Menurut Enda, situasi menjaga jarak fisik ini bisa memperkenalkan hybrid event, acara yang dilangsungkan secara virtual dan fisik, sambil tetap memenuhi protokol kesehatan, seperti membatasi kapasitas pengunjung.
Efektivitas sebuah acara online, menurut Enda, juga perlu diukur dengan cara yang baru. Misalnya, dulu, sebuah acara akan disebut sukses jika dihadiri banyak peserta atau pengunjung.
Ketika diadakan secara digital, bisa jadi sebuah acara awalnya dihadiri 200 orang kemudian di akhir acara, peserta menyusut karena perhatian mereka terbagi dengan hal lain.

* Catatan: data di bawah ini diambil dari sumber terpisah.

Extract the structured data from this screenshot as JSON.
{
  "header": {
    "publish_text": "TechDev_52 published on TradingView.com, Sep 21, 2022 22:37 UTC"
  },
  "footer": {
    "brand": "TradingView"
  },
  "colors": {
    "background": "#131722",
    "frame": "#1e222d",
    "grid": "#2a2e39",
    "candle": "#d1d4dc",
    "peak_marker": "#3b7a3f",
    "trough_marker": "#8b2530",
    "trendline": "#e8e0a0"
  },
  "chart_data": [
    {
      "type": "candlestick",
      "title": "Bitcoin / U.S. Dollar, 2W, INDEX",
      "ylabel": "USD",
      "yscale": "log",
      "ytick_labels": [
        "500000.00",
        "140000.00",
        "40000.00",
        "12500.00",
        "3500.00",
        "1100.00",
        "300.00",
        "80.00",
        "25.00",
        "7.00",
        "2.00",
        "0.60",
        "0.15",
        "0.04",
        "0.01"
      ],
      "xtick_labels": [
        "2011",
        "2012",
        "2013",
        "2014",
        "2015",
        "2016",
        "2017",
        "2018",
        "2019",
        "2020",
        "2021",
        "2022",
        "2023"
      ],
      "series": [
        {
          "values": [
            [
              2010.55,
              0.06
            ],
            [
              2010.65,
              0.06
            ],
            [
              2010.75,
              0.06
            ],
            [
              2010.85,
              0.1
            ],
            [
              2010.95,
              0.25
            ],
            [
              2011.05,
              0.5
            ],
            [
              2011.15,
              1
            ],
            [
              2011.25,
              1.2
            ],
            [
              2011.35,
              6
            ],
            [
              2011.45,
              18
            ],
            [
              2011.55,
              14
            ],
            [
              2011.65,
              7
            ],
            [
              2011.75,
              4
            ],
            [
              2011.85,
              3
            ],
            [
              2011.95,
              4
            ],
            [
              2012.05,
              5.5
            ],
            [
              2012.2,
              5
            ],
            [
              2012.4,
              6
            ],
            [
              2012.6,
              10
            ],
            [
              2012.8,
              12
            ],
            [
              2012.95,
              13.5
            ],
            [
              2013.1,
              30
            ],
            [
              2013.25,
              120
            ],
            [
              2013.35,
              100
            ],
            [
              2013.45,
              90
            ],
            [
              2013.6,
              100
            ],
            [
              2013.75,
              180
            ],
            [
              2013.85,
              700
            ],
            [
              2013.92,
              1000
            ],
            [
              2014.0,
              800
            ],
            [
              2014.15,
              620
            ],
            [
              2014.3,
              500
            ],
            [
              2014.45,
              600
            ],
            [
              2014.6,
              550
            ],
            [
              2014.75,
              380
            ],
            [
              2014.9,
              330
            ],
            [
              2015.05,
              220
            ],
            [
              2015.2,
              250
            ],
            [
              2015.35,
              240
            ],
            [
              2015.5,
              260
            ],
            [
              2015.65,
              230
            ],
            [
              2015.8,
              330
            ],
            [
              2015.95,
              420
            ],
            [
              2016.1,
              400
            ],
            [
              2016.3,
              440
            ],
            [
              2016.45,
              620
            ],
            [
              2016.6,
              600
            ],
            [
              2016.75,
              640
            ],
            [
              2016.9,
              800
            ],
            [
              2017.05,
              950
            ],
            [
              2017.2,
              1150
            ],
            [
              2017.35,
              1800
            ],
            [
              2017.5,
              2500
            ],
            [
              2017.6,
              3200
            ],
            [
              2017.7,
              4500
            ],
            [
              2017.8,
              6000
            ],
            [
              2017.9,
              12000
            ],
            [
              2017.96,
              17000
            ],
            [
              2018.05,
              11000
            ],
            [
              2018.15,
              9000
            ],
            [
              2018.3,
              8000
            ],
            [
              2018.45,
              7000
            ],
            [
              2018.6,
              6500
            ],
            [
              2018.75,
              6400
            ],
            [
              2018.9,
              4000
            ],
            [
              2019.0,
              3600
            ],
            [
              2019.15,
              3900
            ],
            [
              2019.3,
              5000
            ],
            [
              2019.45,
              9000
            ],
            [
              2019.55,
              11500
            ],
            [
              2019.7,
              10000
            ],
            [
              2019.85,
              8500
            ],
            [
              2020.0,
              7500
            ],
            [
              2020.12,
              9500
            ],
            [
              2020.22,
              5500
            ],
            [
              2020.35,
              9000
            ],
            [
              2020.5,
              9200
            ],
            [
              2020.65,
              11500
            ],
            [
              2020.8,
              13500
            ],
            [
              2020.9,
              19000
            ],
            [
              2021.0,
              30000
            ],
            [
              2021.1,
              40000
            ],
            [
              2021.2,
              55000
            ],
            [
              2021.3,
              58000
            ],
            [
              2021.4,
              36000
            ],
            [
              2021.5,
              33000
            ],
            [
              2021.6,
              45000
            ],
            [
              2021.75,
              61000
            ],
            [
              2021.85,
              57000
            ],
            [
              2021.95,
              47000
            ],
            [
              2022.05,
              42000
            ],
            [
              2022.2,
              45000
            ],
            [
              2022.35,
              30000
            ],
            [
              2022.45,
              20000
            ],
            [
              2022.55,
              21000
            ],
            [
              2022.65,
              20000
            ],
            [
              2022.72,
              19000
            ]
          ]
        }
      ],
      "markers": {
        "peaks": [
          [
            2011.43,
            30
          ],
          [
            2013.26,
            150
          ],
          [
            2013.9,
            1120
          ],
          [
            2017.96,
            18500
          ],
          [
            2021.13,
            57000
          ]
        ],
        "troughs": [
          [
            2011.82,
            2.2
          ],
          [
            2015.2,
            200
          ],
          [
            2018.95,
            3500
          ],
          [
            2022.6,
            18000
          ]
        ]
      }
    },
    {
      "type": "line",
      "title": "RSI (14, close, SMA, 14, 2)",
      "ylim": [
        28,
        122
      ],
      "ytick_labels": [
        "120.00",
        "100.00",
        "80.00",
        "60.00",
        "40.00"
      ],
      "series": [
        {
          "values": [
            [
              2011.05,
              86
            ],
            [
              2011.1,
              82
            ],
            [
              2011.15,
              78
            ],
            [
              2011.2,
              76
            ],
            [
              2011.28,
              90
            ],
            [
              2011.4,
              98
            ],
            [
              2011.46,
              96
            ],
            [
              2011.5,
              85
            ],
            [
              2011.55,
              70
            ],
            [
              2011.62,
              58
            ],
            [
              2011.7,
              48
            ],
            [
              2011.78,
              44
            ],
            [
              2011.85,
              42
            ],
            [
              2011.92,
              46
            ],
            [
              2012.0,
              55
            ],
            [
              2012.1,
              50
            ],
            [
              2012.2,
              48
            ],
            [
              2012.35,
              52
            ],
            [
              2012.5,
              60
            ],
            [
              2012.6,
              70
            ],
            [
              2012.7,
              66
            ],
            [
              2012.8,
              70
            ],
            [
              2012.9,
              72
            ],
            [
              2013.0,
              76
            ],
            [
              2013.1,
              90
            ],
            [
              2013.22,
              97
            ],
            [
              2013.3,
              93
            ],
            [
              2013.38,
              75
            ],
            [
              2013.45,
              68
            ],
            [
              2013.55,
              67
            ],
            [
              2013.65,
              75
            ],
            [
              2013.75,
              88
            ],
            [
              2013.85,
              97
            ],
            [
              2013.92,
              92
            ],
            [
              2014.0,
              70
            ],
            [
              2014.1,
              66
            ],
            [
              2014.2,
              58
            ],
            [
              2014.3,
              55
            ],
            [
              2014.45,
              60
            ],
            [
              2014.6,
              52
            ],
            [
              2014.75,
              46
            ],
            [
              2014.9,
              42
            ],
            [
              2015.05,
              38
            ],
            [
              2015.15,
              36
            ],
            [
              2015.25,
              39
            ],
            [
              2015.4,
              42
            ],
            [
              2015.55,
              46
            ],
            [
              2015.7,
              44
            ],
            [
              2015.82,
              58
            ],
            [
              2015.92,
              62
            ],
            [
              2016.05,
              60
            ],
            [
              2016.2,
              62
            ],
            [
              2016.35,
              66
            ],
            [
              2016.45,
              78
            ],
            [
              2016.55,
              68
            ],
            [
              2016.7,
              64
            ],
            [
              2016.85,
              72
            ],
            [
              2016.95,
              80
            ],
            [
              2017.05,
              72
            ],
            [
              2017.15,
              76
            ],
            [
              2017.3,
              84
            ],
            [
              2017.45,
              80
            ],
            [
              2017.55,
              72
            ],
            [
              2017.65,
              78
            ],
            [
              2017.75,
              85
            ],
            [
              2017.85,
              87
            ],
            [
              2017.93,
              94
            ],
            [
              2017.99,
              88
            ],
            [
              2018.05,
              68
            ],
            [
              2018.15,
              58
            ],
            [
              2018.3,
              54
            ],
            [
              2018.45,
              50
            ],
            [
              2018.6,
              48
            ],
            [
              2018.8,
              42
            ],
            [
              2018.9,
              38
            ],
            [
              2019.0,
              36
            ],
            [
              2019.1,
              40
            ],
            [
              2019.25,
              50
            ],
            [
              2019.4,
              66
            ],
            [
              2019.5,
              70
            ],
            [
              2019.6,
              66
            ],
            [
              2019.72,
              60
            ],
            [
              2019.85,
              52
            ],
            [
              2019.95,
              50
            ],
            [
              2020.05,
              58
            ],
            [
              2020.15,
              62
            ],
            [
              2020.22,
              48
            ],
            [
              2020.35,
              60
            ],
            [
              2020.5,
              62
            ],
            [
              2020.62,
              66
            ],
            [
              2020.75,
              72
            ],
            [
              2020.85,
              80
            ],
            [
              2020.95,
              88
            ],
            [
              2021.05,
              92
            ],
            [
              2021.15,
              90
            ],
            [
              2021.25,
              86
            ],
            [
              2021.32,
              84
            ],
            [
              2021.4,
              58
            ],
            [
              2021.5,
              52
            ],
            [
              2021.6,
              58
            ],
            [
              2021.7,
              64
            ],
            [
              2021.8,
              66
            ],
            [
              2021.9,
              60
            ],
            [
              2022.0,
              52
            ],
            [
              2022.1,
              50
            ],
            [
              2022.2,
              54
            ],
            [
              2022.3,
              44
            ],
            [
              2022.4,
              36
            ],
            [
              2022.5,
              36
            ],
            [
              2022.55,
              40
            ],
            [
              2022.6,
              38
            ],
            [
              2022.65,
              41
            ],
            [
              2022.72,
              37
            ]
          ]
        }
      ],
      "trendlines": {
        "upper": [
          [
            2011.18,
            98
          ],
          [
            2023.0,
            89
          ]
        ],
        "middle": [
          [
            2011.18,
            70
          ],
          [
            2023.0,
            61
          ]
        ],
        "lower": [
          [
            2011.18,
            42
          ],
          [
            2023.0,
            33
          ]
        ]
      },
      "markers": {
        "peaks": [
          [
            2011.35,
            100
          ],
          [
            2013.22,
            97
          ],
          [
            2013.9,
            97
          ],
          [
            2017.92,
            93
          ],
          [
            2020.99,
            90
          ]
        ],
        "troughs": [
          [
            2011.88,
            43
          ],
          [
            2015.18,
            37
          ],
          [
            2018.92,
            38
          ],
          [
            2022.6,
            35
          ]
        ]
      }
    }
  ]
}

Pada akhirnya, menikmati konten digital tidak bisa terjadi tanpa koneksi internet yang stabil.
Wendi menilai urusan internet ini menjadi tantangan utama mereka ketika membuat pertunjukan virtual. Penonton, apalagi jika membayar, tentu akan kecewa jika konser yang sedang mereka nikmati terputus karena masalah jaringan internet.
Baca juga: Telaah - Normal baru, peluang bagi UMKM "go digital"
Baca juga: PT PN VIII kembangkan perkebunan "go digital"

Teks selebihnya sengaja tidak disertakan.